In comments regarding how courts should treat claims by Maori that the Crown had breached fiduciary duties, McGrath J expressed caution, " that courts do not frustrate legislative mechanisms or render statutory remedies redundant by developing alternative laws that go beyond the scope of what is available under statute. This is not to say that the courts should not, where circumstances require, consider the need for development of the common law of New Zealand in relation to the reciprocal fiduciary obligations that the Crown and Maori owe to each other.
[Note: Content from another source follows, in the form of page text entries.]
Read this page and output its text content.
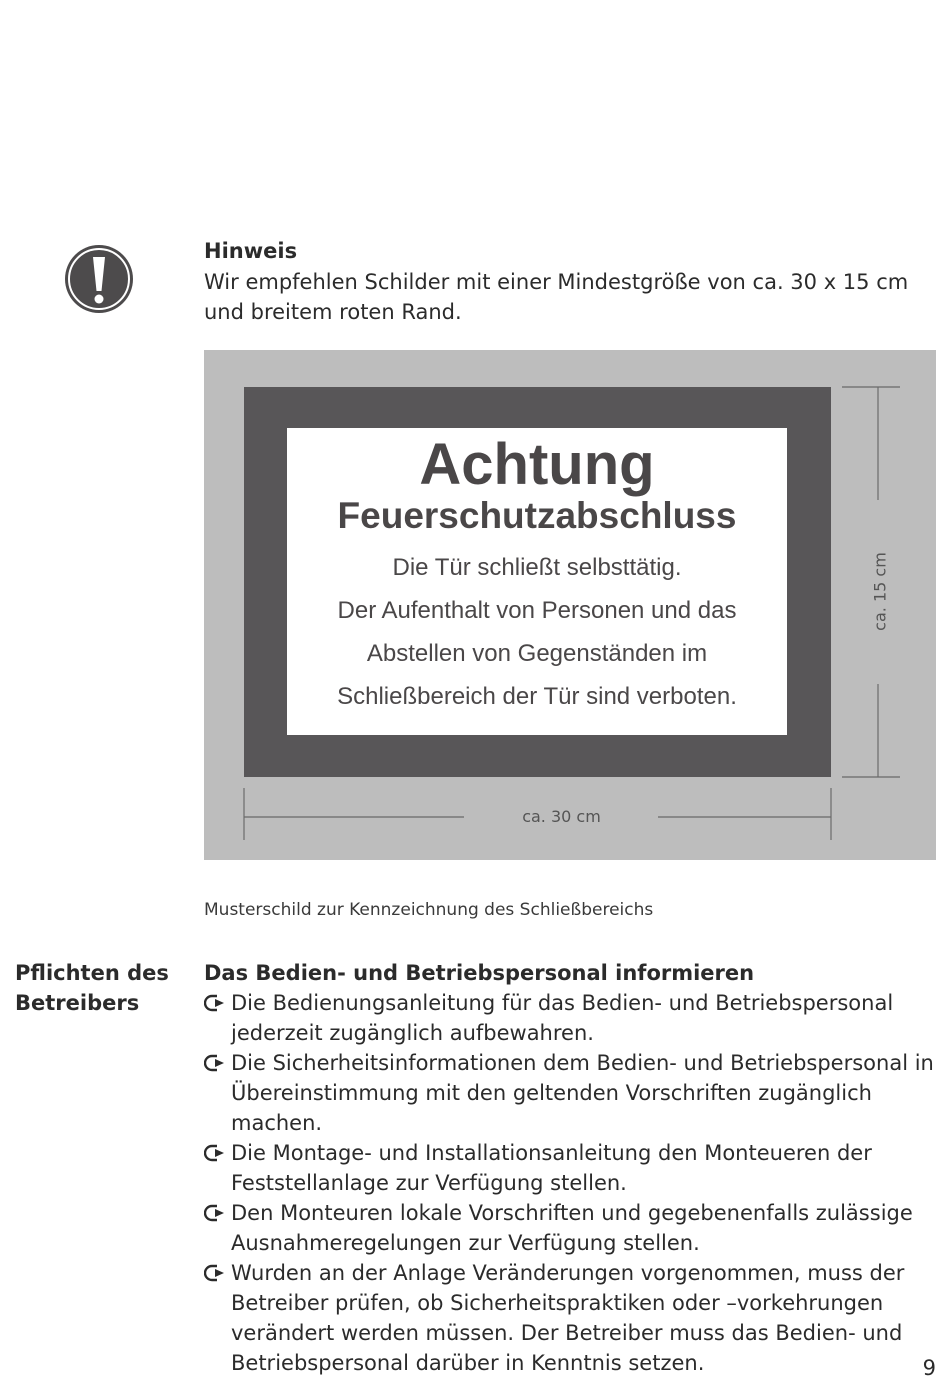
Hinweis
Wir empfehlen Schilder mit einer Mindestgröße von ca. 30 x 15 cm und breitem roten Rand.
Achtung
Feuerschutzabschluss
Die Tür schließt selbsttätig.
Der Aufenthalt von Personen und das
Abstellen von Gegenständen im
Schließbereich der Tür sind verboten.
ca. 15 cm
ca. 30 cm
Musterschild zur Kennzeichnung des Schließbereichs
Pflichten des Betreibers
Das Bedien- und Betriebspersonal informieren
Die Bedienungsanleitung für das Bedien- und Betriebspersonal jederzeit zugänglich aufbewahren.
Die Sicherheitsinformationen dem Bedien- und Betriebspersonal in Übereinstimmung mit den geltenden Vorschriften zugänglich machen.
Die Montage- und Installationsanleitung den Monteueren der Feststellanlage zur Verfügung stellen.
Den Monteuren lokale Vorschriften und gegebenenfalls zulässige Ausnahmeregelungen zur Verfügung stellen.
Wurden an der Anlage Veränderungen vorgenommen, muss der Betreiber prüfen, ob Sicherheitspraktiken oder –vorkehrungen verändert werden müssen. Der Betreiber muss das Bedien- und Betriebspersonal darüber in Kenntnis setzen.	9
Rather it means that, in cases where they are required to do so, the courts should ensure that the law is not developed in a way that frustrates applicable statutory schemes."

===William Young J===
Justice William Young also held that the appellants' claim that Native Land Court titles to riparian blocks included the riverbed to its midpoint was "at least doubtful". However William Young J also held that the appellants could not rely on the rules of equity to have the riverbed placed in a constructive trust or partially rescinded. Furthermore, William Young J held that the appellants' claims were barred by limitation statutes and also the Crown's defence of laches and acquiescence was made out.

===Glazebrook J===
Justice Glazebrook also agreed the appeal must fail on the basis that the midpoint presumption did reflect universal Maori custom; and as such, "I am also inclined to agree with the Chief Justice that the issue as to whether the riverbed was owned to the mid-point is to be determined by reference to the custom of the particular region involved. The mid-point presumption is only a presumption and may be displaced. It would likely be displaced if it did not accord with local Maori custom."

==Significance==
The beginning of a public debate over ownership of riverbeds has begun however it has so far been limited. Professor Richard Boast wrote in the Maori Law Review, "At the time of writing (September 2014) the full implications of these observations were difficult to assess, but certainly seemed to be potentially far-reaching". As Wellington lawyer Tom Bennion wrote of the decision,"This potentially means that the bed of the Waikato River, and other riverbeds, remain in Māori ownership, despite everyone assuming that they had left Māori ownership many years ago. [...] This debate is similar to the debate over ownership of the foreshore and seabed. The judgment has caused barely a ripple in the news. That is probably because it is complicated, and because its practical implications will take some time to tease out."Another article on the judgment noted, "The decision casts real doubt on whether the beds of rivers that are culturally important to Maori are included within adjoining riparian titles. It may lead to further claims to unextinguished customary title in riverbeds, and poses challenges for riparian owners who might wish to contest such claims."